U pleitte er bij het congres Fysio Praktijk Anno Nu in maart voor dat de fysiotherapie zich met veel meer domeinen kan verbinden om mensen in beweging te krijgen. Bijvoorbeeld in het sociale en financiële domein, zoals bij schulden. Is dat een voorbeeld van uw creatieve kijk?
‘Ja. De behoefte van mensen is dat ze invloed krijgen op hun leven. De ontwikkelingen rond ‘positieve gezondheid’ en ‘de brede gezondheid’ zijn niets anders dan dat je vraagt of iemand lekker in zijn vel zit en hem of haar ondersteunt bij de ambities die diegene heeft wat betreft gezondheid en functioneren. Fysiotherapeuten zelf hoeven zelf niks met de schuldenproblematiek, dat gaat vooral over het proces van in beweging komen.’
‘Als iemand continu thuis zit, als hij is vastgelopen omdat hij in de schulden zit, kan de fysiotherapeut hem vragen: wat kun je doen om van je schulden af te komen?
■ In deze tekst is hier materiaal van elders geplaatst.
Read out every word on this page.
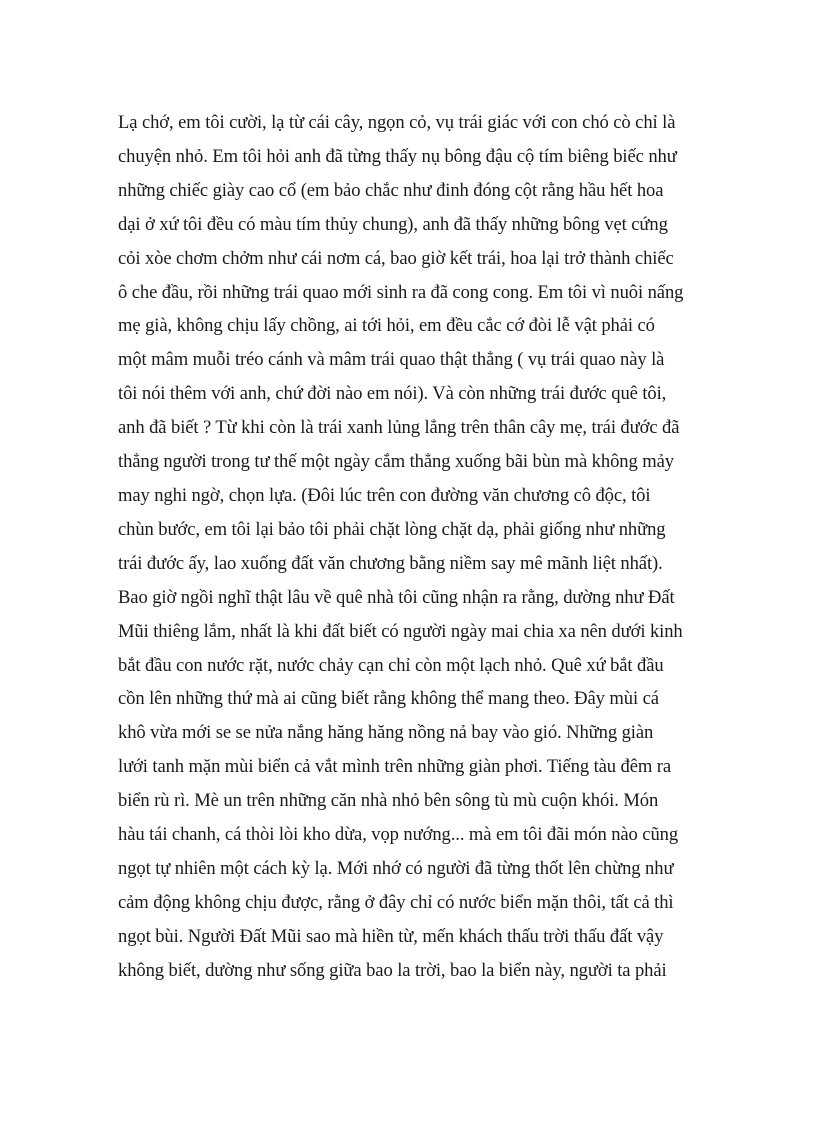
Lạ chớ, em tôi cười, lạ từ cái cây, ngọn cỏ, vụ trái giác với con chó cò chỉ là
chuyện nhỏ. Em tôi hỏi anh đã từng thấy nụ bông đậu cộ tím biêng biếc như
những chiếc giày cao cổ (em bảo chắc như đinh đóng cột rằng hầu hết hoa
dại ở xứ tôi đều có màu tím thủy chung), anh đã thấy những bông vẹt cứng
cỏi xòe chơm chởm như cái nơm cá, bao giờ kết trái, hoa lại trở thành chiếc
ô che đầu, rồi những trái quao mới sinh ra đã cong cong. Em tôi vì nuôi nấng
mẹ già, không chịu lấy chồng, ai tới hỏi, em đều cắc cớ đòi lễ vật phải có
một mâm muỗi tréo cánh và mâm trái quao thật thẳng ( vụ trái quao này là
tôi nói thêm với anh, chứ đời nào em nói). Và còn những trái đước quê tôi,
anh đã biết ? Từ khi còn là trái xanh lủng lẳng trên thân cây mẹ, trái đước đã
thẳng người trong tư thế một ngày cắm thẳng xuống bãi bùn mà không mảy
may nghi ngờ, chọn lựa. (Đôi lúc trên con đường văn chương cô độc, tôi
chùn bước, em tôi lại bảo tôi phải chặt lòng chặt dạ, phải giống như những
trái đước ấy, lao xuống đất văn chương bằng niềm say mê mãnh liệt nhất).
Bao giờ ngồi nghĩ thật lâu về quê nhà tôi cũng nhận ra rằng, dường như Đất
Mũi thiêng lắm, nhất là khi đất biết có người ngày mai chia xa nên dưới kinh
bắt đầu con nước rặt, nước chảy cạn chỉ còn một lạch nhỏ. Quê xứ bắt đầu
cồn lên những thứ mà ai cũng biết rằng không thể mang theo. Đây mùi cá
khô vừa mới se se nửa nắng hăng hăng nồng nả bay vào gió. Những giàn
lưới tanh mặn mùi biển cả vắt mình trên những giàn phơi. Tiếng tàu đêm ra
biển rù rì. Mè un trên những căn nhà nhỏ bên sông tù mù cuộn khói. Món
hàu tái chanh, cá thòi lòi kho dừa, vọp nướng... mà em tôi đãi món nào cũng
ngọt tự nhiên một cách kỳ lạ. Mới nhớ có người đã từng thốt lên chừng như
cảm động không chịu được, rằng ở đây chỉ có nước biển mặn thôi, tất cả thì
ngọt bùi. Người Đất Mũi sao mà hiền từ, mến khách thấu trời thấu đất vậy
không biết, dường như sống giữa bao la trời, bao la biển này, người ta phải
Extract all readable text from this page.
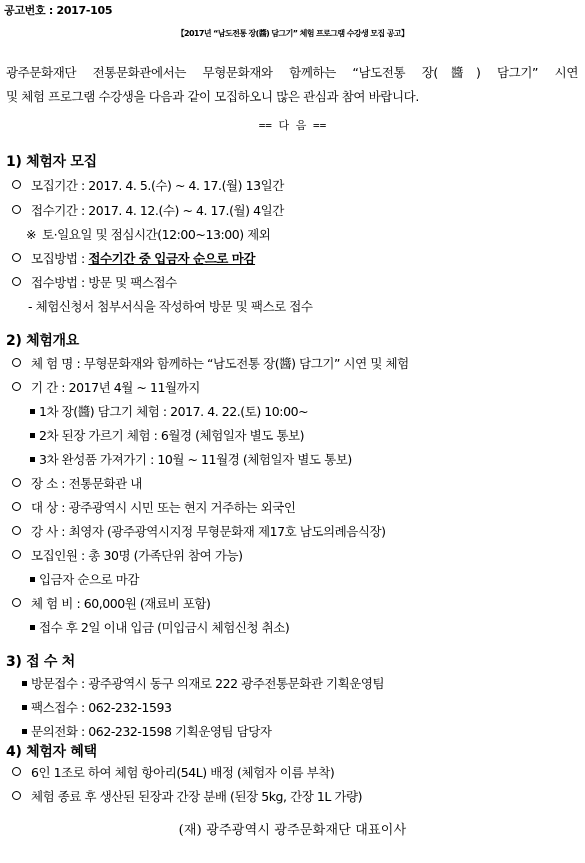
공고번호 : 2017-105
【2017년 “남도전통 장(醬) 담그기” 체험 프로그램 수강생 모집 공고】
광주문화재단 전통문화관에서는 무형문화재와 함께하는 “남도전통 장(醬) 담그기” 시연
및 체험 프로그램 수강생을 다음과 같이 모집하오니 많은 관심과 참여 바랍니다.
== 다 음 ==
1) 체험자 모집
모집기간 : 2017. 4. 5.(수) ~ 4. 17.(월) 13일간
접수기간 : 2017. 4. 12.(수) ~ 4. 17.(월) 4일간
※ 토·일요일 및 점심시간(12:00~13:00) 제외
모집방법 : 접수기간 중 입금자 순으로 마감
접수방법 : 방문 및 팩스접수
- 체험신청서 첨부서식을 작성하여 방문 및 팩스로 접수
2) 체험개요
체 험 명 : 무형문화재와 함께하는 “남도전통 장(醬) 담그기” 시연 및 체험
기 간 : 2017년 4월 ~ 11월까지
1차 장(醬) 담그기 체험 : 2017. 4. 22.(토) 10:00~
2차 된장 가르기 체험 : 6월경 (체험일자 별도 통보)
3차 완성품 가져가기 : 10월 ~ 11월경 (체험일자 별도 통보)
장 소 : 전통문화관 내
대 상 : 광주광역시 시민 또는 현지 거주하는 외국인
강 사 : 최영자 (광주광역시지정 무형문화재 제17호 남도의례음식장)
모집인원 : 총 30명 (가족단위 참여 가능)
입금자 순으로 마감
체 험 비 : 60,000원 (재료비 포함)
접수 후 2일 이내 입금 (미입금시 체험신청 취소)
3) 접 수 처
방문접수 : 광주광역시 동구 의재로 222 광주전통문화관 기획운영팀
팩스접수 : 062-232-1593
문의전화 : 062-232-1598 기획운영팀 담당자
4) 체험자 혜택
6인 1조로 하여 체험 항아리(54L) 배정 (체험자 이름 부착)
체험 종료 후 생산된 된장과 간장 분배 (된장 5kg, 간장 1L 가량)
(재) 광주광역시 광주문화재단 대표이사
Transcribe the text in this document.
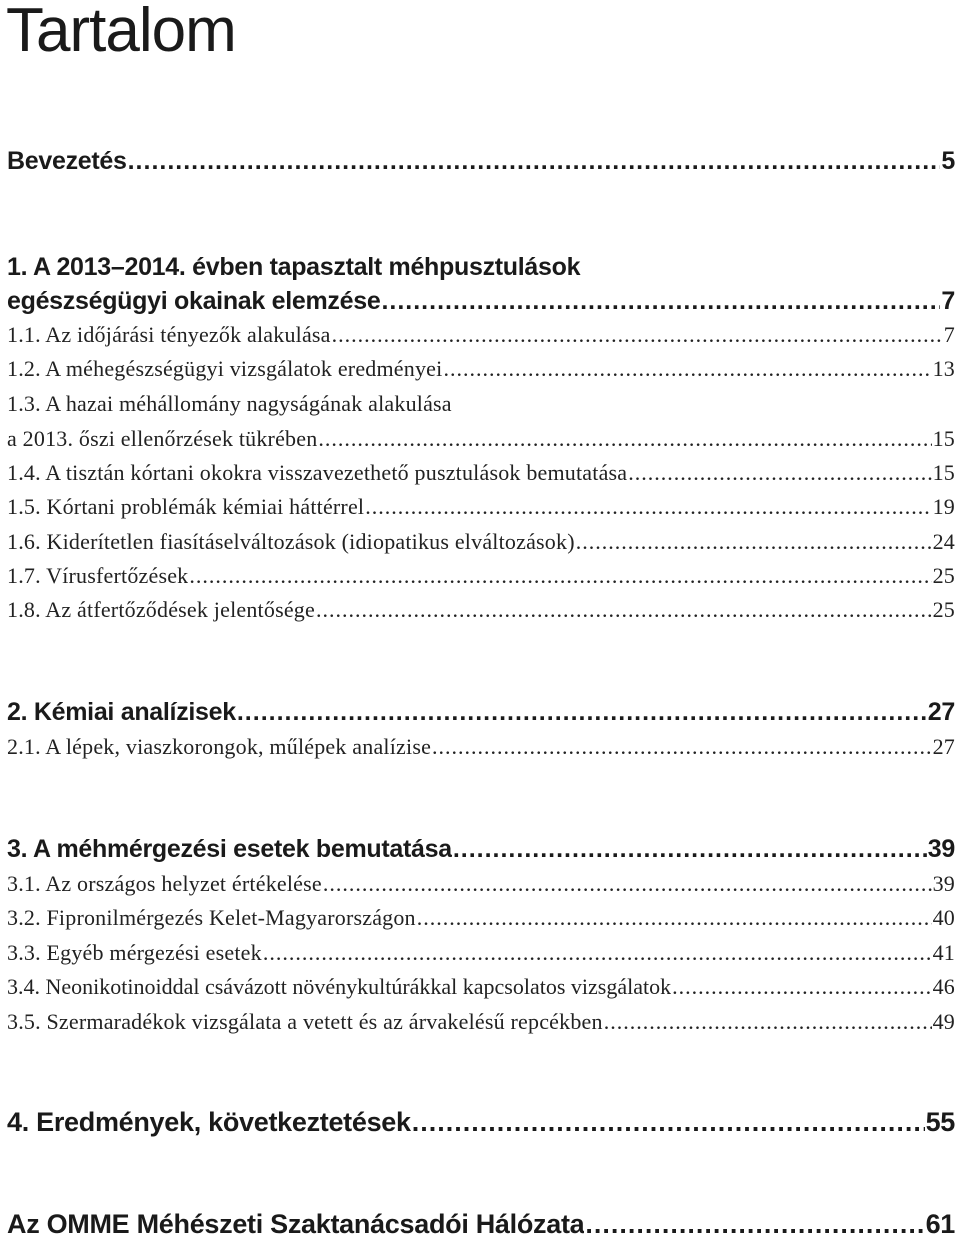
Tartalom
Bevezetés .....	5
1. A 2013–2014. évben tapasztalt méhpusztulások
egészségügyi okainak elemzése .....	7
1.1. Az időjárási tényezők alakulása .....	7
1.2. A méhegészségügyi vizsgálatok eredményei .....	13
1.3. A hazai méhállomány nagyságának alakulása
a 2013. őszi ellenőrzések tükrében .....	15
1.4. A tisztán kórtani okokra visszavezethető pusztulások bemutatása .....	15
1.5. Kórtani problémák kémiai háttérrel .....	19
1.6. Kiderítetlen fiasításelváltozások (idiopatikus elváltozások) .....	24
1.7. Vírusfertőzések .....	25
1.8. Az átfertőződések jelentősége .....	25
2. Kémiai analízisek .....	27
2.1. A lépek, viaszkorongok, műlépek analízise .....	27
3. A méhmérgezési esetek bemutatása .....	39
3.1. Az országos helyzet értékelése .....	39
3.2. Fipronilmérgezés Kelet-Magyarországon .....	40
3.3. Egyéb mérgezési esetek .....	41
3.4. Neonikotinoiddal csávázott növénykultúrákkal kapcsolatos vizsgálatok .....	46
3.5. Szermaradékok vizsgálata a vetett és az árvakelésű repcékben .....	49
4. Eredmények, következtetések .....	55
Az OMME Méhészeti Szaktanácsadói Hálózata .....	61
En dan ondersteunen om het eerste stapje te zetten. De fysio is geen specialist die kan vertellen hoe dat moet. Als iemand vervolgens wel weer met het maatschappelijk werk durft te bellen over zijn schulden, is dat een essentiële beweging. De vraag is wel hoe je dit in de fysiotherapie zou willen financieren. Dat moet je niet financieren vanuit de Zorgverzekeringswet, maar dan kijk je naar andere vormen van financiering, bijvoorbeeld voor schuldhulpverlening’.
Vanuit het ideeëngoed van ‘Ziekte en Zorg naar Gezondheid en Gedrag’ ontwikkelde u in Amsterdam Zuidoost het Big Move-programma. Hoe werkte dat?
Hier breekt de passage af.